À la dimension orale (qu’elle restaure en la déplaçant), au merveilleux et à certains motifs et personnages empruntés aux contes traditionnels, Anne Hébert vient en outre adjoindre, dans Les fous de Bassan, un fluide et efficace syncrétisme entre mythologies, textes sacrés, contes et légendes de tous âges et de tous horizons, ainsi qu’un très puissant « passage au noir » et un fatum qui rapprochent son roman d’une tragédie antique.

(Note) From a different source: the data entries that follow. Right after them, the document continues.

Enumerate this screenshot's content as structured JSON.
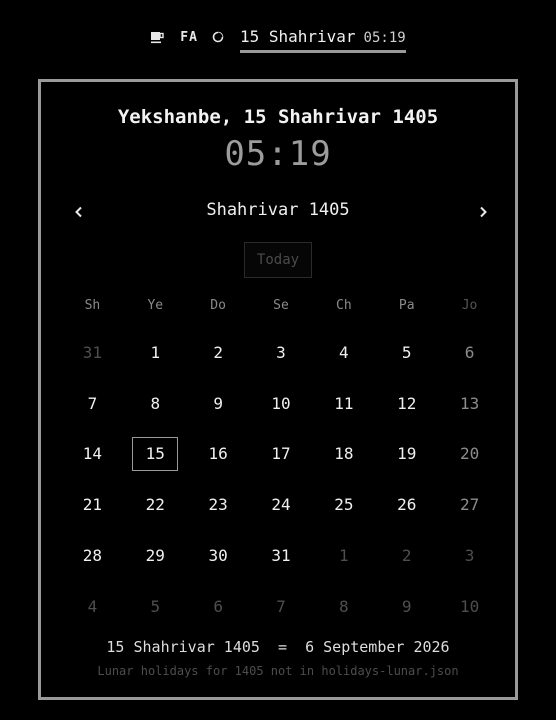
{
  "topbar": {
    "tray_icon": "coffee-cup-icon",
    "lang": "FA",
    "theme_icon": "moon-icon",
    "date": "15 Shahrivar",
    "time": "05:19"
  },
  "calendar": {
    "full_date": "Yekshanbe, 15 Shahrivar 1405",
    "clock": "05:19",
    "month_title": "Shahrivar 1405",
    "prev_icon": "chevron-left-icon",
    "next_icon": "chevron-right-icon",
    "today_label": "Today",
    "weekdays": [
      "Sh",
      "Ye",
      "Do",
      "Se",
      "Ch",
      "Pa",
      "Jo"
    ],
    "days": [
      {
        "label": "31",
        "other": true
      },
      {
        "label": "1"
      },
      {
        "label": "2"
      },
      {
        "label": "3"
      },
      {
        "label": "4"
      },
      {
        "label": "5"
      },
      {
        "label": "6"
      },
      {
        "label": "7"
      },
      {
        "label": "8"
      },
      {
        "label": "9"
      },
      {
        "label": "10"
      },
      {
        "label": "11"
      },
      {
        "label": "12"
      },
      {
        "label": "13"
      },
      {
        "label": "14"
      },
      {
        "label": "15",
        "selected": true
      },
      {
        "label": "16"
      },
      {
        "label": "17"
      },
      {
        "label": "18"
      },
      {
        "label": "19"
      },
      {
        "label": "20"
      },
      {
        "label": "21"
      },
      {
        "label": "22"
      },
      {
        "label": "23"
      },
      {
        "label": "24"
      },
      {
        "label": "25"
      },
      {
        "label": "26"
      },
      {
        "label": "27"
      },
      {
        "label": "28"
      },
      {
        "label": "29"
      },
      {
        "label": "30"
      },
      {
        "label": "31"
      },
      {
        "label": "1",
        "other": true
      },
      {
        "label": "2",
        "other": true
      },
      {
        "label": "3",
        "other": true
      },
      {
        "label": "4",
        "other": true
      },
      {
        "label": "5",
        "other": true
      },
      {
        "label": "6",
        "other": true
      },
      {
        "label": "7",
        "other": true
      },
      {
        "label": "8",
        "other": true
      },
      {
        "label": "9",
        "other": true
      },
      {
        "label": "10",
        "other": true
      }
    ],
    "conversion": "15 Shahrivar 1405  =  6 September 2026",
    "holiday_note": "Lunar holidays for 1405 not in holidays-lunar.json"
  },
  "colors": {
    "background": "#000000",
    "border": "#9a9a9a",
    "text": "#f0f0f0",
    "muted": "#4e4e4e"
  }
}
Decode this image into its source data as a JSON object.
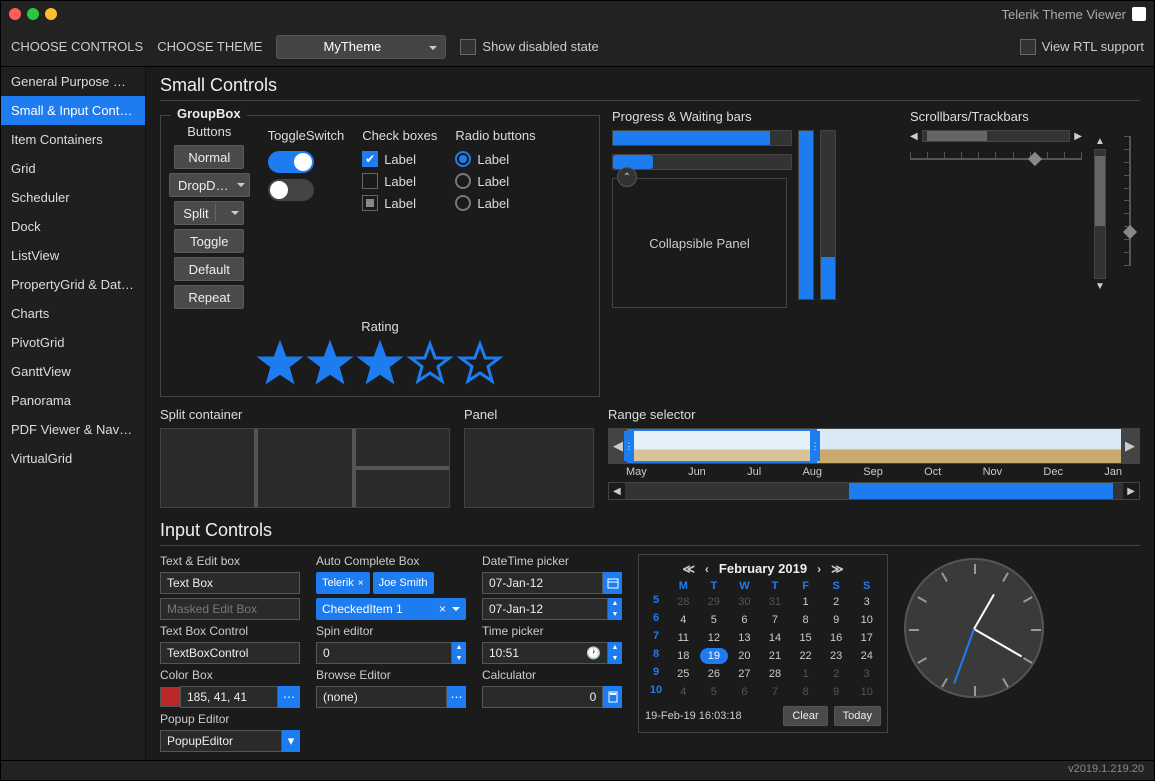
{
  "title": "Telerik Theme Viewer",
  "toolbar": {
    "choose_controls": "CHOOSE CONTROLS",
    "choose_theme": "CHOOSE THEME",
    "theme": "MyTheme",
    "show_disabled": "Show disabled state",
    "rtl": "View RTL support"
  },
  "sidebar": [
    "General Purpose C…",
    "Small & Input Contr…",
    "Item Containers",
    "Grid",
    "Scheduler",
    "Dock",
    "ListView",
    "PropertyGrid & Dat…",
    "Charts",
    "PivotGrid",
    "GanttView",
    "Panorama",
    "PDF Viewer & Navig…",
    "VirtualGrid"
  ],
  "sidebar_selected": 1,
  "sections": {
    "small": "Small Controls",
    "input": "Input Controls"
  },
  "groupbox": "GroupBox",
  "buttons": {
    "header": "Buttons",
    "normal": "Normal",
    "dropdown": "DropD…",
    "split": "Split",
    "toggle": "Toggle",
    "default": "Default",
    "repeat": "Repeat"
  },
  "toggle_header": "ToggleSwitch",
  "check_header": "Check boxes",
  "radio_header": "Radio buttons",
  "label": "Label",
  "rating_header": "Rating",
  "progress_header": "Progress & Waiting bars",
  "collapsible_text": "Collapsible Panel",
  "scrollbar_header": "Scrollbars/Trackbars",
  "split_header": "Split container",
  "panel_header": "Panel",
  "range_header": "Range selector",
  "range_months": [
    "May",
    "Jun",
    "Jul",
    "Aug",
    "Sep",
    "Oct",
    "Nov",
    "Dec",
    "Jan"
  ],
  "input_labels": {
    "textedit": "Text & Edit box",
    "textbox": "Text Box",
    "masked": "Masked Edit Box",
    "tb_control_lbl": "Text Box Control",
    "tb_control": "TextBoxControl",
    "colorbox": "Color Box",
    "color_val": "185, 41, 41",
    "popup_lbl": "Popup Editor",
    "popup_val": "PopupEditor",
    "auto_lbl": "Auto Complete Box",
    "tag1": "Telerik",
    "tag2": "Joe Smith",
    "checked_item": "CheckedItem 1",
    "spin_lbl": "Spin editor",
    "spin_val": "0",
    "browse_lbl": "Browse Editor",
    "browse_val": "(none)",
    "dt_lbl": "DateTime picker",
    "dt_val": "07-Jan-12",
    "dt_val2": "07-Jan-12",
    "time_lbl": "Time picker",
    "time_val": "10:51",
    "calc_lbl": "Calculator",
    "calc_val": "0"
  },
  "calendar": {
    "title": "February 2019",
    "dow": [
      "M",
      "T",
      "W",
      "T",
      "F",
      "S",
      "S"
    ],
    "weeks": [
      {
        "wk": "5",
        "days": [
          {
            "d": "28",
            "o": 1
          },
          {
            "d": "29",
            "o": 1
          },
          {
            "d": "30",
            "o": 1
          },
          {
            "d": "31",
            "o": 1
          },
          {
            "d": "1"
          },
          {
            "d": "2"
          },
          {
            "d": "3"
          }
        ]
      },
      {
        "wk": "6",
        "days": [
          {
            "d": "4"
          },
          {
            "d": "5"
          },
          {
            "d": "6"
          },
          {
            "d": "7"
          },
          {
            "d": "8"
          },
          {
            "d": "9"
          },
          {
            "d": "10"
          }
        ]
      },
      {
        "wk": "7",
        "days": [
          {
            "d": "11"
          },
          {
            "d": "12"
          },
          {
            "d": "13"
          },
          {
            "d": "14"
          },
          {
            "d": "15"
          },
          {
            "d": "16"
          },
          {
            "d": "17"
          }
        ]
      },
      {
        "wk": "8",
        "days": [
          {
            "d": "18"
          },
          {
            "d": "19",
            "t": 1
          },
          {
            "d": "20"
          },
          {
            "d": "21"
          },
          {
            "d": "22"
          },
          {
            "d": "23"
          },
          {
            "d": "24"
          }
        ]
      },
      {
        "wk": "9",
        "days": [
          {
            "d": "25"
          },
          {
            "d": "26"
          },
          {
            "d": "27"
          },
          {
            "d": "28"
          },
          {
            "d": "1",
            "o": 1
          },
          {
            "d": "2",
            "o": 1
          },
          {
            "d": "3",
            "o": 1
          }
        ]
      },
      {
        "wk": "10",
        "days": [
          {
            "d": "4",
            "o": 1
          },
          {
            "d": "5",
            "o": 1
          },
          {
            "d": "6",
            "o": 1
          },
          {
            "d": "7",
            "o": 1
          },
          {
            "d": "8",
            "o": 1
          },
          {
            "d": "9",
            "o": 1
          },
          {
            "d": "10",
            "o": 1
          }
        ]
      }
    ],
    "footer_time": "19-Feb-19 16:03:18",
    "clear": "Clear",
    "today": "Today"
  },
  "version": "v2019.1.219.20"
}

À en croire Bruno Bettelheim[35], les contes aident l’enfant à voir clair dans ses émotions et proposent des solutions possibles aux problèmes qui le troublent. Cette vision des choses n’a pas convaincu tous les spécialistes ; même parmi ceux qui admirent vivement le travail du grand psychologue et pédagogue américain, plusieurs l’ont jugée naïve et réductrice : selon Jean Bellemin-Noël, les contes « n’apprennent pas à vivre […] ; ils enseignent sans le dire que les pulsions du Plaisir et les contraintes de la Réalité sont les mêmes pour tous[36] ». Ce que rejoint un peu, bien que dans une version plus sombre, l’analyse de Bernadette Bricout :

Parce qu’ils ont été transmis de génération en génération, portés par la parole vive, [les contes] conservent en eux la trace de gestes et de mots ordonnés dans une trame où tout fait sens, invisible et pourtant présente, où chatoient d’obscures merveilles depuis longtemps perdues pour nous.
Dans cette toile de mémoire se tissent les secrets de la vie, les intermittences du coeur, les chemins d’une initiation qui permettront peut-être de se trouver soi-même. S’y donne à lire en filigrane la longue histoire de l’univers[37].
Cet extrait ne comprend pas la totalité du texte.